Sur le feu, de la colle de peau de lapin est en train de chauffer pour la dernière étape, l’application de l’or. Elisabeth extrait les feuilles d’or d’un carnet de papier à soie pour les déposer sur un petit coussin. À l’aide d’un pinceau, elle pose délicatement les feuilles sur la relique encollée. L’exercice est délicat, les feuilles d’or sont aussi fragiles que des plumes, sensibles au moindre souffle. Ce savoir-faire, Elisabeth l’a appris dans différentes écoles : l’école Boule à Paris, la fac, l’école des beaux arts et le CFA d’ébéniste.
Un métier au savoir faire technique et artistique




Les clients d’Elisabeth sont des particuliers, des antiquaires, des mairies, des églises… Les devis varient suivant les oeuvres à restaurer. Pour le trumeau, il en coûtera 3.000 €. La Direction régionale des Affaires culturelles (Drac) intervient dans le financement de la restauration des pièces classées permettant leur financement jusqu’à 70%.
La doreuse entame alors un travail administratif qu’elle dit trouver peu passionnant : constituer un dossier de demande de financement auprès de la Drac qui servira à payer sa prestation. Pour compléter les financements, des associations locales lèvent régulièrement des fonds auprès de particuliers.
Quelques rares fois, ce sont des mécènes qui viennent au secours des oeuvres, comme dernièrement AG2R qui a financé le daix de l’autel de l’église de Châtillon-sur-Seine (Côte-d’Or). Dans cette chaîne économique composée de différents financeurs et de l’administration, Elisabeth est le lien entre tous autour du projet de restauration.
Autre tâche administrative incontournable, dresser un « constat d’état ». Autant de fois qu'ils interviennent sur un bien, les professionnels de la conservation établissent une sorte de carte d’identité de sa restauration. Ce document détaille les matériaux et les méthodes utilisées, toute nouvelle restauration devant prendre en compte ce qui a été fait auparavant pour s’assurer des bonnes techniques à mettre en oeuvre.
L’envers du décor, c’est aussi la tarification, un exercice d’équilibriste : « Il faut que je gagne ma vie mais que le prix soit accessible. » Organisée en micro-entreprise dont le chiffre d’affaire avoisine les 72.000 €, Elisabeth Mayol a la chance de disposer d’un atelier à domicile, qui diminue ses charges constituées essentiellement de l’achat de feuilles d’or provenant d’Italie.
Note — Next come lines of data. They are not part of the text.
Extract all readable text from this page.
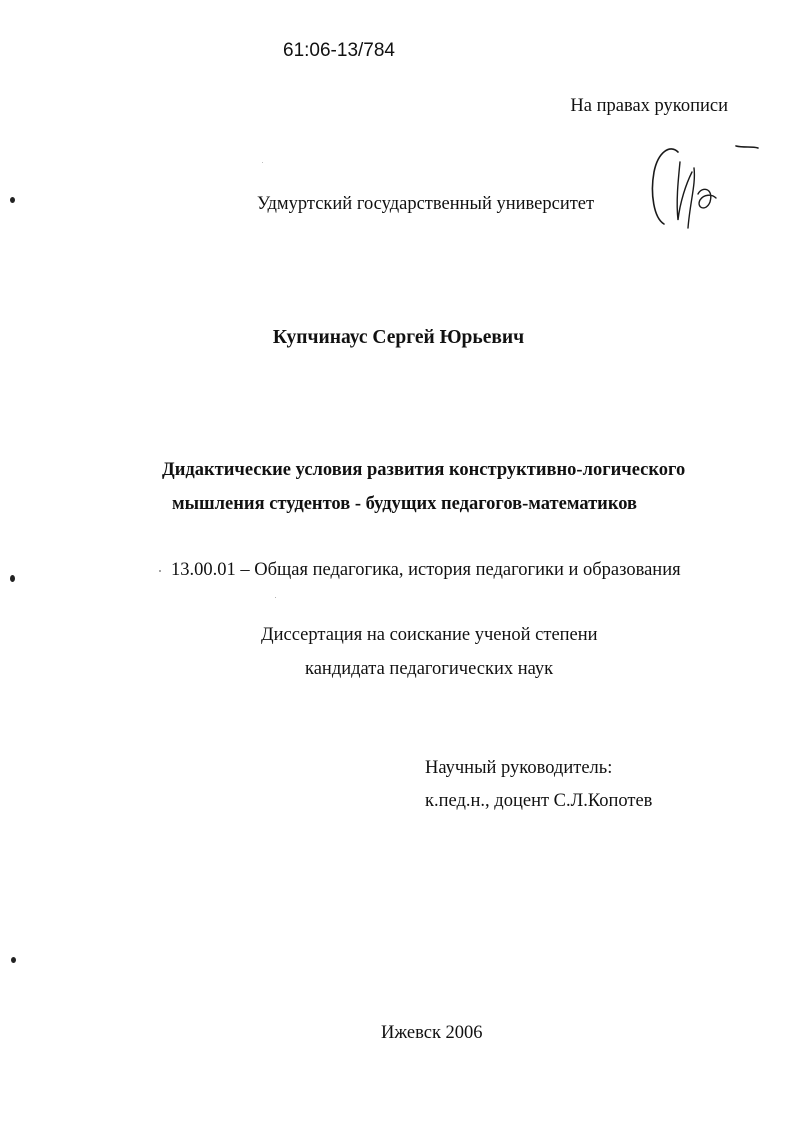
61:06-13/784
На правах рукописи
Удмуртский государственный университет
Купчинаус Сергей Юрьевич
Дидактические условия развития конструктивно-логического
мышления студентов - будущих педагогов-математиков
13.00.01 – Общая педагогика, история педагогики и образования
Диссертация на соискание ученой степени
кандидата педагогических наук
Научный руководитель:
к.пед.н., доцент С.Л.Копотев
Ижевск 2006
Elle dépense environ 800 € tous les deux mois pour s'en procurer, à des prix variables qui ont tendance à s’envoler.




Elisabeth Mayol, 60 ans, est de longue date engagée dans la défense de l’artisanat. Vice-présidente de la Chambre de Métiers et de l’Artisanat de Côte-d’Or récemment réélue sous la bannière de La Voix des Artisans (U2P et Capeb notamment), elle est aussi présidente de la Confédération Nationale de l’Artisanat, des Métiers de Services (CNAMS) de Côte-d’Or, organisation interprofessionnelle qui rassemble de nombreux métiers de l’artisanat, et cofondatrice de l’association des Métiers d’Art en Côte-d’Or (MAeCO).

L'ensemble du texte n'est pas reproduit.